John Vincent, whom I met on that brevet, and I (note the hunching shoulders) have just finished in this photo, and it's funny how many improvements to your preparedness you can conjure up in hour after hour of rainy cycling.
Here are a few of my newer preparations:
My illumiNITE helmet cover, supposedly waterproof in addition to its nightime reflecting effects.
When I test rode the helmet cover during my work commute last week it caused coworkers to comment along the lines of: "Wow, you're really ready!" and "You look so Continental!" It has gotten me noticed...for better and worse.
At the end of last winter I got these mitts at the Outdoor Research store (and factory) in Seattle.
Jury is still out. I like the handy (really, not intended) cords (not shown) for tightening cuff, but they could get caught in spokes! YIKES. Need to modify.
Lastly, booties. I bought these last summer despite the smarta** local bicycle shop employee who mocked me for buying booties when it was 70 degrees outside. HA! It ain't 70 now buddy, and I knew a good find when I spied it.
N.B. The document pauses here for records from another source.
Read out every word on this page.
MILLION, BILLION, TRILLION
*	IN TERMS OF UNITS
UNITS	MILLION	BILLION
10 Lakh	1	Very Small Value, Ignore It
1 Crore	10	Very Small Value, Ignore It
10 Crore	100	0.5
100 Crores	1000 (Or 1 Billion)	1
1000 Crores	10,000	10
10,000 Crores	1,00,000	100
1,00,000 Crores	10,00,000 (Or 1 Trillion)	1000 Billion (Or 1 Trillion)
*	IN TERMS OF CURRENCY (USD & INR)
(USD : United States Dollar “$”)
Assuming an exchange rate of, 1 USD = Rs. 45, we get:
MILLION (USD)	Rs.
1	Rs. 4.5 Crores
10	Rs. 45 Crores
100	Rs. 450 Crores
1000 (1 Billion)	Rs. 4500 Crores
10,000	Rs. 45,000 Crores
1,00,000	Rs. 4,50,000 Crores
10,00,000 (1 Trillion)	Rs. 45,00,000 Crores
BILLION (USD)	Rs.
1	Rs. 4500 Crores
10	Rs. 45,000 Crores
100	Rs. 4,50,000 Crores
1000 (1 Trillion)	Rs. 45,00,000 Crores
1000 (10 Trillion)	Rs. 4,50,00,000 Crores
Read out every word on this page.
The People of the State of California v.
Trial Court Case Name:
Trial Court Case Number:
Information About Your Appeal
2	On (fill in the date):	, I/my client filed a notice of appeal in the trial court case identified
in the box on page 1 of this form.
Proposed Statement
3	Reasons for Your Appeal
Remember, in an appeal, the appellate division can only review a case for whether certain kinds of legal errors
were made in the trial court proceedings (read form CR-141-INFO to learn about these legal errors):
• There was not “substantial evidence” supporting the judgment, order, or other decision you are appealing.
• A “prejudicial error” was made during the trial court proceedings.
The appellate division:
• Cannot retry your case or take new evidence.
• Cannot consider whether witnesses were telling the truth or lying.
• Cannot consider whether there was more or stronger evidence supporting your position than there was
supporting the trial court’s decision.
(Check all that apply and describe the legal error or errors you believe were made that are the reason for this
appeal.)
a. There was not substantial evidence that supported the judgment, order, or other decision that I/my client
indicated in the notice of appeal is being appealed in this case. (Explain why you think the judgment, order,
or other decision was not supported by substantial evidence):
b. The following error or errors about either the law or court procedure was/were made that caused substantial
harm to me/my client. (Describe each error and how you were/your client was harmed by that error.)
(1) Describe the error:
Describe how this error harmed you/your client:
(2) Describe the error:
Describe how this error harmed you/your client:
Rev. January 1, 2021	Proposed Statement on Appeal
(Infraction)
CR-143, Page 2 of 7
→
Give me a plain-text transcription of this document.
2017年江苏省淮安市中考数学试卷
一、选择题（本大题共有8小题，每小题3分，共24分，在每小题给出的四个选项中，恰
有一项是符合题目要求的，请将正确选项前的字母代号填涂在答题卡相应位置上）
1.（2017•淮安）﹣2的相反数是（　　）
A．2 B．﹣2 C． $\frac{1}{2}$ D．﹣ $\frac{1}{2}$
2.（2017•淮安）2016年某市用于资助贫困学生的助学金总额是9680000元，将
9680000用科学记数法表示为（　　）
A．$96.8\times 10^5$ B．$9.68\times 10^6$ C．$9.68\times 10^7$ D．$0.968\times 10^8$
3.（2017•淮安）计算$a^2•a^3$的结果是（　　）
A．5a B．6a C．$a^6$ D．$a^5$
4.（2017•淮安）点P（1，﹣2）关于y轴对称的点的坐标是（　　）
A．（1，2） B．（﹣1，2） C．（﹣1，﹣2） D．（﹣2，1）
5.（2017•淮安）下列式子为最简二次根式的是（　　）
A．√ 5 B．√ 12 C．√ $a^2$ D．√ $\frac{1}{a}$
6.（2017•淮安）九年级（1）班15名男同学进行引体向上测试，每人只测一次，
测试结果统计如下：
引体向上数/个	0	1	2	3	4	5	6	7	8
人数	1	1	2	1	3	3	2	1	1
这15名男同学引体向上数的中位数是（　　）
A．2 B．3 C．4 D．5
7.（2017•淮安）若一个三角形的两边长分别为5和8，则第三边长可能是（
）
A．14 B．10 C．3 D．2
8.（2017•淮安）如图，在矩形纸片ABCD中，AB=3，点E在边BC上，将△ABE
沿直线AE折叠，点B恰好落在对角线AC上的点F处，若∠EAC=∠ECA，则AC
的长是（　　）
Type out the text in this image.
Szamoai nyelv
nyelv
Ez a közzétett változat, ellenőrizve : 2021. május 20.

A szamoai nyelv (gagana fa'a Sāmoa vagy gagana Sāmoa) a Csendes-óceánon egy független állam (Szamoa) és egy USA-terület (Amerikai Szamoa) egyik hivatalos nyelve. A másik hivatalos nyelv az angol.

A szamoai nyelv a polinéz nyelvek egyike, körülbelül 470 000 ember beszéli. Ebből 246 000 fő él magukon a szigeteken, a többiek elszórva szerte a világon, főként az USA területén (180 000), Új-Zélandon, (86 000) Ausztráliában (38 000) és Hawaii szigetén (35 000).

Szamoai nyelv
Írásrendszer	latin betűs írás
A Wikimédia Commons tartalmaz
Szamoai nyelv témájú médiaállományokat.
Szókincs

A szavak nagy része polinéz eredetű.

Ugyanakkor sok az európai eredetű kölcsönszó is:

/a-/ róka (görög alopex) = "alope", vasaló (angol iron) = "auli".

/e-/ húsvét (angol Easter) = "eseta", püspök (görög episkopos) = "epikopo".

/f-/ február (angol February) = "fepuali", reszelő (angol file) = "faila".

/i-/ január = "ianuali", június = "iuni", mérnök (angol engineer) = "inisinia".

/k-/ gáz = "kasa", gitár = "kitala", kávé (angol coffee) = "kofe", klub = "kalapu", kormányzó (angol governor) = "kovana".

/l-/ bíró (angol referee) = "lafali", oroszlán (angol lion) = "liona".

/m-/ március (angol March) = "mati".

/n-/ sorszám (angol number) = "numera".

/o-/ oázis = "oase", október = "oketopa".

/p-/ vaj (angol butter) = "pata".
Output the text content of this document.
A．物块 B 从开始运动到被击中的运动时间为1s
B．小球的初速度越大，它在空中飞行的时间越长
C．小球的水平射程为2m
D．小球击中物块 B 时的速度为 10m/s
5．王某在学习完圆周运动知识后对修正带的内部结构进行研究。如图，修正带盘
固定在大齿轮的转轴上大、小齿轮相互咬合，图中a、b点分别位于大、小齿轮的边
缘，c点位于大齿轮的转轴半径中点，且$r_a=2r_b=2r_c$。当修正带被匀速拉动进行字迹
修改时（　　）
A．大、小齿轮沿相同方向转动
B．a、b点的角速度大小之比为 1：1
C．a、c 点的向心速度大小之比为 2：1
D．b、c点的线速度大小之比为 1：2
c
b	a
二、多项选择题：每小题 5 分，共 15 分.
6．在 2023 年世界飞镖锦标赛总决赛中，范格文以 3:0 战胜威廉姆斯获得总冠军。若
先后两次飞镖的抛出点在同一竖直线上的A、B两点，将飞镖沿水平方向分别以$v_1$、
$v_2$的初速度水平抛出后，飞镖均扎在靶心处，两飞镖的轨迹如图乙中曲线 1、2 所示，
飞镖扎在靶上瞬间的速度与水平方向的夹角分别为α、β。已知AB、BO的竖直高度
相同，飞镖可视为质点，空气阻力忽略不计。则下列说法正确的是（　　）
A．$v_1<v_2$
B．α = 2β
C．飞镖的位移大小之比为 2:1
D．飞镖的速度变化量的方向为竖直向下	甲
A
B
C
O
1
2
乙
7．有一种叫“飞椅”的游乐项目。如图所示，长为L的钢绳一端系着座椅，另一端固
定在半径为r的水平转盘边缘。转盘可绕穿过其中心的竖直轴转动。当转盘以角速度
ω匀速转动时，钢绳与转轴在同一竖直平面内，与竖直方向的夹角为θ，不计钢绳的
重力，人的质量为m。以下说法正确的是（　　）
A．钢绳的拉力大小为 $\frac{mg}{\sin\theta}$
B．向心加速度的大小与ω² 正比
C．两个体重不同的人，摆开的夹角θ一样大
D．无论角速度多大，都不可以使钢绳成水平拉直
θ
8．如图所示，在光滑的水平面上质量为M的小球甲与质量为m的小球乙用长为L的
What I like most about these is that they are SO easy to get on and off. And let me tell you, when I'm already cold it's amazing how such a thing as the difficulty of donning has an effect on whether I'll don them or not. Plus, they are large enough to fit well and hopefully not get shredded, because they don't interfere with my shoe soles. Again, we'll see, but first testing was positive. Below is the ingenious closure system.
Oops, not so obvious, but it is a wide swath of Velcro.
Then there is the wind. In a recent randon group listserve discussion it was revealed that the wind for cyclists is a headwind across 200 degrees of the total 360 degree circle from whence wind can come. You read that right. If it feels like the wind is more often a headwind than a tailwind, it is because that is so.
In flyfishing for Steelhead, the same phenomenon holds. On top of the cold weather you can just about guarantee you'll be casting into the wind, so you better learn how to do it. Cursing sometimes helps, but usually it's a tight loop that is the ticket. In cycling, same thing. Make yourself into a tight package and slice through.
Winter Steelheading isn't for everyone, but it has its special rewards. Same for cycling in the rain.